Парень был обычного советского мелкослужилого типа,-- подержанная копия с своего комиссара: многолетняя замасленная и потрескавшаяся шведская куртка, высокие сапоги, кожаный блин на голове. Мешок при нем был, действительно, чудовищный, занял чуть не треть площадки, так что кондукторша вступила было с парнем в перепалку, но он, с энергической помощью своих спутниц, счастливо отгрызся. Сходство его с матерью было поразительно: то же пухлое, веснушчатое лицо, тот же утиный нос, те же толстые губы, те же круглые желто-серые глаза, только без материнской смышлености. Напротив, парень показался мне дураковатым. Мешок дал ему себя знать: он был краснее вареного рака и всем лицом блестел в испарине, как лакированный.
-- Служит?
-- Да, курьером или чем-то в этом роде при Совнархозе... очень удобно, достает нам разрешения на поездки в несколько минут...
-- При матери живет?
-- Да, мы все вместе.
-- У вас большое помещение?
-- О нет, где же! одна комната... знаете, как теперь с топливом... ютимся, как все, около плиты...

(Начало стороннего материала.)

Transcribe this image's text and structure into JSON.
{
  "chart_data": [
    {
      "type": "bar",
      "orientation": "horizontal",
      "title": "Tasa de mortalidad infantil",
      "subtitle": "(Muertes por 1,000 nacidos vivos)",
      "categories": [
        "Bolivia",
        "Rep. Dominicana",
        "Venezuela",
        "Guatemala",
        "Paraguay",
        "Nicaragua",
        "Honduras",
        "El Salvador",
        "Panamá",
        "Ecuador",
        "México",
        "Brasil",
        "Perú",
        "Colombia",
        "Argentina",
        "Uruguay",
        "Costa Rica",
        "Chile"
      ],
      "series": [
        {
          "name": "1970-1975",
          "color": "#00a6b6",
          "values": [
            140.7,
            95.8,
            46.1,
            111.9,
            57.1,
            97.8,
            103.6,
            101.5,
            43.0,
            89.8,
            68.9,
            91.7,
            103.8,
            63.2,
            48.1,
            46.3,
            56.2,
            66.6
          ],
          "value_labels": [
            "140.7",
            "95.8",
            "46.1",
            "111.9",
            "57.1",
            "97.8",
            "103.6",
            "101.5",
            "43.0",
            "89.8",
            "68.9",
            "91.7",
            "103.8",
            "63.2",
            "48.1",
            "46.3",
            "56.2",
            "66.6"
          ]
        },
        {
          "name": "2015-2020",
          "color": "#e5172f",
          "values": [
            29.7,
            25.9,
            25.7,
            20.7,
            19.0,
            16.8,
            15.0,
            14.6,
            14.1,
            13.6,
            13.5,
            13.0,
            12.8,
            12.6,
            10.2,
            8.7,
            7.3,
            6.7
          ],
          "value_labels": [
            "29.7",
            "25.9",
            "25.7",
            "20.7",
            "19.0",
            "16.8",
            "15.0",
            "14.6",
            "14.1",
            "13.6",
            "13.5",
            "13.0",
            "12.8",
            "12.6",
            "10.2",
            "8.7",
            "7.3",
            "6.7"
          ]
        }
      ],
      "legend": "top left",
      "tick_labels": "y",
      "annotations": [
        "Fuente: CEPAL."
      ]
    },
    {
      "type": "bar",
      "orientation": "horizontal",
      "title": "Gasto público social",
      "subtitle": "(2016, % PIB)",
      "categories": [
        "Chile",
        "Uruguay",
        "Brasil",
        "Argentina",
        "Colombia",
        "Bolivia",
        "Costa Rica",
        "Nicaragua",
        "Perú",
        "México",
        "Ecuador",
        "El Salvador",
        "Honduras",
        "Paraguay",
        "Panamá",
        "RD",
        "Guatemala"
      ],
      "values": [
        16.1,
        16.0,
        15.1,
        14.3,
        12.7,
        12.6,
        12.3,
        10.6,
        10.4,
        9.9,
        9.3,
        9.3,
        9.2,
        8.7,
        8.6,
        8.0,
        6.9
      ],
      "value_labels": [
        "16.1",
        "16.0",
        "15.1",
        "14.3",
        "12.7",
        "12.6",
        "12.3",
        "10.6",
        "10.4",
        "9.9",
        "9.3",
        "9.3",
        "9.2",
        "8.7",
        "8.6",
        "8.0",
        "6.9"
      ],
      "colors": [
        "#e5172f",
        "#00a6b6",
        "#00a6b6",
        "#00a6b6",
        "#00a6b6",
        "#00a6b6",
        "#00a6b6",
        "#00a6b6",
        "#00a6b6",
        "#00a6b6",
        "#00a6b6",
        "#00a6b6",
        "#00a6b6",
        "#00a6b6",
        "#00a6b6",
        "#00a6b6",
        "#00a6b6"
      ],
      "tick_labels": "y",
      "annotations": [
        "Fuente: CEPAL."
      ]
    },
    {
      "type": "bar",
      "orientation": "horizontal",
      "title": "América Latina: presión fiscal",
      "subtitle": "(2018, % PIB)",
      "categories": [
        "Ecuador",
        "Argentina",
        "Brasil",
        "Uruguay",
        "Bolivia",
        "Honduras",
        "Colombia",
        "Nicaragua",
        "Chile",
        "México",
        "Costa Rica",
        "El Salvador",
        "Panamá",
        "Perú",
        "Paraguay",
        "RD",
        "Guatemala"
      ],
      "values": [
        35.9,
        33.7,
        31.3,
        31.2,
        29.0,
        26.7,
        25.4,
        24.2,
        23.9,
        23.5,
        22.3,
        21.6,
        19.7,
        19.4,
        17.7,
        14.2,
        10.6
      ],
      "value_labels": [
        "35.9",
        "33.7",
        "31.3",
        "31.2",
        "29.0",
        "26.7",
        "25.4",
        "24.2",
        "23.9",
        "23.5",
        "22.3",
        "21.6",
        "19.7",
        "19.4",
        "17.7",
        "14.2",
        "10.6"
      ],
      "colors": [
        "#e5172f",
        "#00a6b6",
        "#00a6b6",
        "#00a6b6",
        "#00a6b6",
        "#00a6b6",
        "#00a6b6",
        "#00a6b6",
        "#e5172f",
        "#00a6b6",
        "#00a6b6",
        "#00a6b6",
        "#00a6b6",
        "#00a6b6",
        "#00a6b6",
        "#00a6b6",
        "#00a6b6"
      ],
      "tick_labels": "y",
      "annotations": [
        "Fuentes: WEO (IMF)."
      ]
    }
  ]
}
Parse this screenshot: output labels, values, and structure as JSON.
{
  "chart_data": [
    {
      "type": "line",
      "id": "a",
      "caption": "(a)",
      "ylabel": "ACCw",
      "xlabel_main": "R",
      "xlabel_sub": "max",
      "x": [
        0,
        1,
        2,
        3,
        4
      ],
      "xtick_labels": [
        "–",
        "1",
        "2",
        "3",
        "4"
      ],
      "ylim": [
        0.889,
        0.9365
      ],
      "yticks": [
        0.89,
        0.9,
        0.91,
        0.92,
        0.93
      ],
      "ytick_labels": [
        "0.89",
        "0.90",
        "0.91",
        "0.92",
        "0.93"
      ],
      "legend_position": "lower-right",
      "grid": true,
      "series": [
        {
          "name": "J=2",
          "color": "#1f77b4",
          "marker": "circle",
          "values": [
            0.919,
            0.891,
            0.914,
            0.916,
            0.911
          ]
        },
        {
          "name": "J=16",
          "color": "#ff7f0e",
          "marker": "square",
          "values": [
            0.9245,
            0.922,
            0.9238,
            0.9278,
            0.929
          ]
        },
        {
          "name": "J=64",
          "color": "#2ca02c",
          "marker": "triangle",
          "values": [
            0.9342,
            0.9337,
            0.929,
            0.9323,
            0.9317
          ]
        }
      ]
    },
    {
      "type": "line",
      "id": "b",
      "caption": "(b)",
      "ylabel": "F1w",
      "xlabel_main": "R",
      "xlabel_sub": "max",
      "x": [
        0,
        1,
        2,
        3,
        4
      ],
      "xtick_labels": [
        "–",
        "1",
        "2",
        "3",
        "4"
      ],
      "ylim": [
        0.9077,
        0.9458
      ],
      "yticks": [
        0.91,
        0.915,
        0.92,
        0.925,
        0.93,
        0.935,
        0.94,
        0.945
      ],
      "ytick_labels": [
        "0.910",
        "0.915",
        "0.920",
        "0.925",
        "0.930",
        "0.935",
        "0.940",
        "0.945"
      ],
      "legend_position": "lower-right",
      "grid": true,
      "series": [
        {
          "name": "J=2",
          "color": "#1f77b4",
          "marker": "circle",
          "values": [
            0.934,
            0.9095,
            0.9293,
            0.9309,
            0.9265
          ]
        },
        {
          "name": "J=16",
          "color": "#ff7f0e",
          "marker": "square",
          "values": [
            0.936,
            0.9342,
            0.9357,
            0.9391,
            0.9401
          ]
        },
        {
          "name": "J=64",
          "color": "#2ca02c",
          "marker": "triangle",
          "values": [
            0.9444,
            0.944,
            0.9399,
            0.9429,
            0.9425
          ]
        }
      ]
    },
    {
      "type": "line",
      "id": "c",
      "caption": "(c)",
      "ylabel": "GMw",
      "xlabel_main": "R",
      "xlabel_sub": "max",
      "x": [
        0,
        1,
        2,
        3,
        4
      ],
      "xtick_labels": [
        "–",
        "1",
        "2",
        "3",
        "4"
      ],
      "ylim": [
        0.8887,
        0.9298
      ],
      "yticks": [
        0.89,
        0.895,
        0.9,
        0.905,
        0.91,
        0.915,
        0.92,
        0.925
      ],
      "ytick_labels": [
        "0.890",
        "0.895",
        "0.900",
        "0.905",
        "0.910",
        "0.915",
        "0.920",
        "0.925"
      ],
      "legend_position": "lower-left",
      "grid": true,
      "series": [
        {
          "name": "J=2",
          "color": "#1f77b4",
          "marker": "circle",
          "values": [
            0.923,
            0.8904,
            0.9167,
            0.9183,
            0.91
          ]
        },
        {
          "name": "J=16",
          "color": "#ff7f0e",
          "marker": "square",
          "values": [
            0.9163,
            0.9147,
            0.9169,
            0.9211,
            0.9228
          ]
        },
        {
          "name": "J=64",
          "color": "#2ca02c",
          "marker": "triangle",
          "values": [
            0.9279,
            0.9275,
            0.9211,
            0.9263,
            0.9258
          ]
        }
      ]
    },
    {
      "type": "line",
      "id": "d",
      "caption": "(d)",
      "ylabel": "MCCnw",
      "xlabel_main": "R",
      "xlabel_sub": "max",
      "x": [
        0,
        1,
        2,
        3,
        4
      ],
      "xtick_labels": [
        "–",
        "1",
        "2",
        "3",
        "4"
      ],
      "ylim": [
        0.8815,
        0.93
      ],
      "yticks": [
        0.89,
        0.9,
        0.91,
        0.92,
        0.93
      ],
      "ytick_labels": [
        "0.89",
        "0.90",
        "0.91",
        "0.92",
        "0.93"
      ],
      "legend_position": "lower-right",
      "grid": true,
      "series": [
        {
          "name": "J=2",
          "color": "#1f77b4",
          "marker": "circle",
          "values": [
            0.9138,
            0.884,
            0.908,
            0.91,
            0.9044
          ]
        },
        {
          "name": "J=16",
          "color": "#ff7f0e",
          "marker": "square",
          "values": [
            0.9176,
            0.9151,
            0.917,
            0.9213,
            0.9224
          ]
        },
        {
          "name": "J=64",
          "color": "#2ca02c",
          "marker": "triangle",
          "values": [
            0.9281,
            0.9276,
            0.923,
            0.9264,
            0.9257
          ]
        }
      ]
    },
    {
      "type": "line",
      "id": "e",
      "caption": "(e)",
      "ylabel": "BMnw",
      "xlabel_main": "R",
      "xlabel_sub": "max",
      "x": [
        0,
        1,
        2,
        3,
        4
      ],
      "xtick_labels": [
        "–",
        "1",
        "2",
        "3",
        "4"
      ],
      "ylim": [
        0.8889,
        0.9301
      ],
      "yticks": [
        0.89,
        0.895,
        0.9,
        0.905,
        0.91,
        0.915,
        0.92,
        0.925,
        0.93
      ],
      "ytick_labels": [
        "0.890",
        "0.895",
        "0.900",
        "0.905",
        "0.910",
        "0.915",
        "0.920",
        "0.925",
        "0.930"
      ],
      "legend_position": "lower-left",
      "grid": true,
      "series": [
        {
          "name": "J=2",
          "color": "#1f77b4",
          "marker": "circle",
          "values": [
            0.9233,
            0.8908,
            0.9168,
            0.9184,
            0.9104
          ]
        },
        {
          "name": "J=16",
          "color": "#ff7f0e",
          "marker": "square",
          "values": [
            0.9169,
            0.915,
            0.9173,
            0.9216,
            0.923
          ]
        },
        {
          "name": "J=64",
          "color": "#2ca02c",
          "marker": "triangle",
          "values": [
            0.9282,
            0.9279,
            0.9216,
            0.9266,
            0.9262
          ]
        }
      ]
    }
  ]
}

-- Не стеснительно это вам?
-- Нет, ничего, мы ширмами разгородились. Да Мишу мы почти никогда и не видим дома. Является только поздно вечером, а весь день либо в бегах по службе, либо меняет что-нибудь за городом...
Эта наша встреча была последнею пред очень долгим перерывом, во время которого я, признаться, совсем позабыл о существовании барышни. В июле этого года, под вечер, прохожу Александровским сквером.
-- Александр Валентинович! -- окликнул меня молодой женский голос.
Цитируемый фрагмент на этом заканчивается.